Its proposals will make it harder for low-income students, middle-income students and students from marginalized groups to obtain education from kindergarten to post-secondary education.
These policies include cuts to the number of students eligible for free or reduced lunches, the gradual elimination of Title I funds, which are used by most school districts in the highest poverty schools. Project 2025 eliminates student loan forgiveness programs and recommends privatizing the student loan program. Project 2025 also eliminates Head Start, a pre-school program that has helped many in rural areas. These policies would hurt many residents of U.S. Rep.
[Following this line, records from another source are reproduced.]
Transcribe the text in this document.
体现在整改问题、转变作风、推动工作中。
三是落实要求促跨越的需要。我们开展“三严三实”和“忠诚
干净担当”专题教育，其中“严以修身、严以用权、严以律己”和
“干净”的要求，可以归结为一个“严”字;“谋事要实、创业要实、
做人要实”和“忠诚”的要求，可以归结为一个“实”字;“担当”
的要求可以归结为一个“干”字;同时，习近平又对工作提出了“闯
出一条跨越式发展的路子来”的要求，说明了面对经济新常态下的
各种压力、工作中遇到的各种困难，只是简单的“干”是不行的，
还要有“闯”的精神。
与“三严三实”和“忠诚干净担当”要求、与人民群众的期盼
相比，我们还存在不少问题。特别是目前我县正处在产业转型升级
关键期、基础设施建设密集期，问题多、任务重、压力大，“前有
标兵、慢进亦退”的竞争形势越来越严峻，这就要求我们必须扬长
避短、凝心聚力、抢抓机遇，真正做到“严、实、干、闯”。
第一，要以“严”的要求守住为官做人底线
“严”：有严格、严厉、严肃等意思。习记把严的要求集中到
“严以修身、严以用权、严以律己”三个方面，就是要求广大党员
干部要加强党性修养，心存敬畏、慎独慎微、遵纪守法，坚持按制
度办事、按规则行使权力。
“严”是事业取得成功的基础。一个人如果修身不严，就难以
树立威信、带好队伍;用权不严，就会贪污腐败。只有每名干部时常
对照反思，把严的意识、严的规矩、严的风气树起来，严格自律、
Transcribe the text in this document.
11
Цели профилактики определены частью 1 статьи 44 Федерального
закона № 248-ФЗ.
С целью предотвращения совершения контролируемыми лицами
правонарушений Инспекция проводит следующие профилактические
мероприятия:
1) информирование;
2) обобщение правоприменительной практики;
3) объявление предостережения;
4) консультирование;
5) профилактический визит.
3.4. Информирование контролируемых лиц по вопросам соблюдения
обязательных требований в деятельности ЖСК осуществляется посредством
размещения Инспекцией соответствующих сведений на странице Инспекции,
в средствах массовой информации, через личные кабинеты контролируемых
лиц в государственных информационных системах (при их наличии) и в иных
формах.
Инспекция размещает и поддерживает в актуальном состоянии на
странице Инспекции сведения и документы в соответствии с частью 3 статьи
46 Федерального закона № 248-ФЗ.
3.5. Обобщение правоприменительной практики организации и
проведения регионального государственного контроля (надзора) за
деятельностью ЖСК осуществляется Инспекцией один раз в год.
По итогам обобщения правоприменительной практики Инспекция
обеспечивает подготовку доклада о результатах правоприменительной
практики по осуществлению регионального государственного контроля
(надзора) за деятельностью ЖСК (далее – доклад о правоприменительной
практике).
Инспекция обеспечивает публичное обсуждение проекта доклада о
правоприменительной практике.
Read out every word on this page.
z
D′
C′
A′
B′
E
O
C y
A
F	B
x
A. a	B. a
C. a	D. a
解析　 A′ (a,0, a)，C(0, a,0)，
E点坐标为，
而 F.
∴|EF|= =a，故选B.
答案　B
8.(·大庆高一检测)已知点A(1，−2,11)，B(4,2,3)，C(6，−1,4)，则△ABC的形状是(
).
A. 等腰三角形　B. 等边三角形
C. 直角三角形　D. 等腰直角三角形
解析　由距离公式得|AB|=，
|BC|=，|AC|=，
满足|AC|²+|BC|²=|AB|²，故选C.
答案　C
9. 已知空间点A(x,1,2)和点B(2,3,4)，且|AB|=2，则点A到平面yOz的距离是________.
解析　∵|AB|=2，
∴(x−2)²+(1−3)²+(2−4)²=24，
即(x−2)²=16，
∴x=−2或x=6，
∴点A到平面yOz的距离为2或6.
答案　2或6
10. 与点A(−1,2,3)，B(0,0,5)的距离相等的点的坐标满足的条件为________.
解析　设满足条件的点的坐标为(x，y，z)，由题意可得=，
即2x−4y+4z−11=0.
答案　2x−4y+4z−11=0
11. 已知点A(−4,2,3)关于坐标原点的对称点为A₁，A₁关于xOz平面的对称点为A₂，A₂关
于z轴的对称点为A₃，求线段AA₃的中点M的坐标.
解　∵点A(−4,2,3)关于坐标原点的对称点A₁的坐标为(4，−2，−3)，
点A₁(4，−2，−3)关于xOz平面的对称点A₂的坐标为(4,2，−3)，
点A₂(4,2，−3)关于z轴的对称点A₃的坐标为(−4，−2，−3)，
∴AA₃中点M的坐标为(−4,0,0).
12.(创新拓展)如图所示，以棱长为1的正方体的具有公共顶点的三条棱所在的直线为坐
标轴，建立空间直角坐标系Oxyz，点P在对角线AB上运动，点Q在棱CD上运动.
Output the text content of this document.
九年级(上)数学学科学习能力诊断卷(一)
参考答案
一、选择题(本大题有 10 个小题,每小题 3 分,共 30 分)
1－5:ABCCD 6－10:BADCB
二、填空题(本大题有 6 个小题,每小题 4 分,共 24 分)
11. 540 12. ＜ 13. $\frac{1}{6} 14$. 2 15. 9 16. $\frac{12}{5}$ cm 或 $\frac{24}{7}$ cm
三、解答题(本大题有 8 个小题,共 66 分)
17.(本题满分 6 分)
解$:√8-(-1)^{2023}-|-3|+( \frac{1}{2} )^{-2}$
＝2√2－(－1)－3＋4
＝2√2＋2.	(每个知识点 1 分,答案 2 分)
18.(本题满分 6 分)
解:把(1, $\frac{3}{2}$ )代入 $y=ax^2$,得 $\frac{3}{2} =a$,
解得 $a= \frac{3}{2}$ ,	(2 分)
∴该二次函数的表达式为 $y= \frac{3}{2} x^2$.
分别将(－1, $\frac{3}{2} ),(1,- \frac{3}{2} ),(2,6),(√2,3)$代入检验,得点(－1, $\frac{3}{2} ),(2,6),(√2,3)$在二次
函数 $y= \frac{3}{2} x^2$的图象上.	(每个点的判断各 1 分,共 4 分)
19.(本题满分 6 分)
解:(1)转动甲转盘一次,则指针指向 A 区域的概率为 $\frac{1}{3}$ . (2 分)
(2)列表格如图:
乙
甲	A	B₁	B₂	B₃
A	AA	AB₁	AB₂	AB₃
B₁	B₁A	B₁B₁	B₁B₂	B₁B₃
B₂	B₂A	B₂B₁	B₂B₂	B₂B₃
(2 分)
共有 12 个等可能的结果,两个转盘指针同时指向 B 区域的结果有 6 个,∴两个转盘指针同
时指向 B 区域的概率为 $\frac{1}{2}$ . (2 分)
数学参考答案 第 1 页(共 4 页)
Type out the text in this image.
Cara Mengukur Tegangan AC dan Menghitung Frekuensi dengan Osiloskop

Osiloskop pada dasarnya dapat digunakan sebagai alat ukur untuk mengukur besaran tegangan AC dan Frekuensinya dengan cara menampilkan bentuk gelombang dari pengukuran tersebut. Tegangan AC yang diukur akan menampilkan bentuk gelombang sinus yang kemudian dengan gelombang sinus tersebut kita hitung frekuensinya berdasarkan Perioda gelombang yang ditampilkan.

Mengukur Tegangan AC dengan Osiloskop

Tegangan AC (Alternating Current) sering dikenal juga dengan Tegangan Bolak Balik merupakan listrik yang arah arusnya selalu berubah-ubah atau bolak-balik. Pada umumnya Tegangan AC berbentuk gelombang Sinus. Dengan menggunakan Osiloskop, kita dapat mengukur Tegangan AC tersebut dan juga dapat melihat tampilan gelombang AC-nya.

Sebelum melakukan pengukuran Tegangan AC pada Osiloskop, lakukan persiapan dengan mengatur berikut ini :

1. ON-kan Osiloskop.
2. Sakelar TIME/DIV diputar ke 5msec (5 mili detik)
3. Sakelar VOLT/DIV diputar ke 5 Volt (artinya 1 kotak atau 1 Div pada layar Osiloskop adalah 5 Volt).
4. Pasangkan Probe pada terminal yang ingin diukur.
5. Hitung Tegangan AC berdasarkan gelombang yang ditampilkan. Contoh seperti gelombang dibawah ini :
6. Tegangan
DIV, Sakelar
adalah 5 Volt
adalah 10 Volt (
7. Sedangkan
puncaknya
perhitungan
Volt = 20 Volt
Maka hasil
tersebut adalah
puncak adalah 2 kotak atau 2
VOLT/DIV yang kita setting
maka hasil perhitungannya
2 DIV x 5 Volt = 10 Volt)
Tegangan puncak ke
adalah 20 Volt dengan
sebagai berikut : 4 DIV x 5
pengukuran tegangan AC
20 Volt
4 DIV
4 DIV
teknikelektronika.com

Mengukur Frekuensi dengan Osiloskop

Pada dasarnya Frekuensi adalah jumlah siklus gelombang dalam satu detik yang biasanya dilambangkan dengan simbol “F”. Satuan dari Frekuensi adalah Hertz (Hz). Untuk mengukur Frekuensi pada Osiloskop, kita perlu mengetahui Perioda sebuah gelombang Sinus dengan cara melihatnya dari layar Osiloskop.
Glenn Thompson’s congressional district, which contains some of the poorest and most food-insecure counties in Pennsylvania.
Project 2025 would abolish incentives to use restorative justice practices in disciplining students; it rejects educating teachers and staff about race and gender; it rolls back Title IX regulations including elimination of protections for trans and non-binary students. Such policies make some of the most vulnerable students in our schools even more vulnerable.
To stop Project 2025, we must stop its enablers, Trump, Vance, Connecticut’s own Dave McCormick and Congressman Glenn Thompson. We must make Kamala Harris and Tim Walz our next president and vice president, re-elect Sen. Robert Casey Jr. and send Zach Womer to Congress.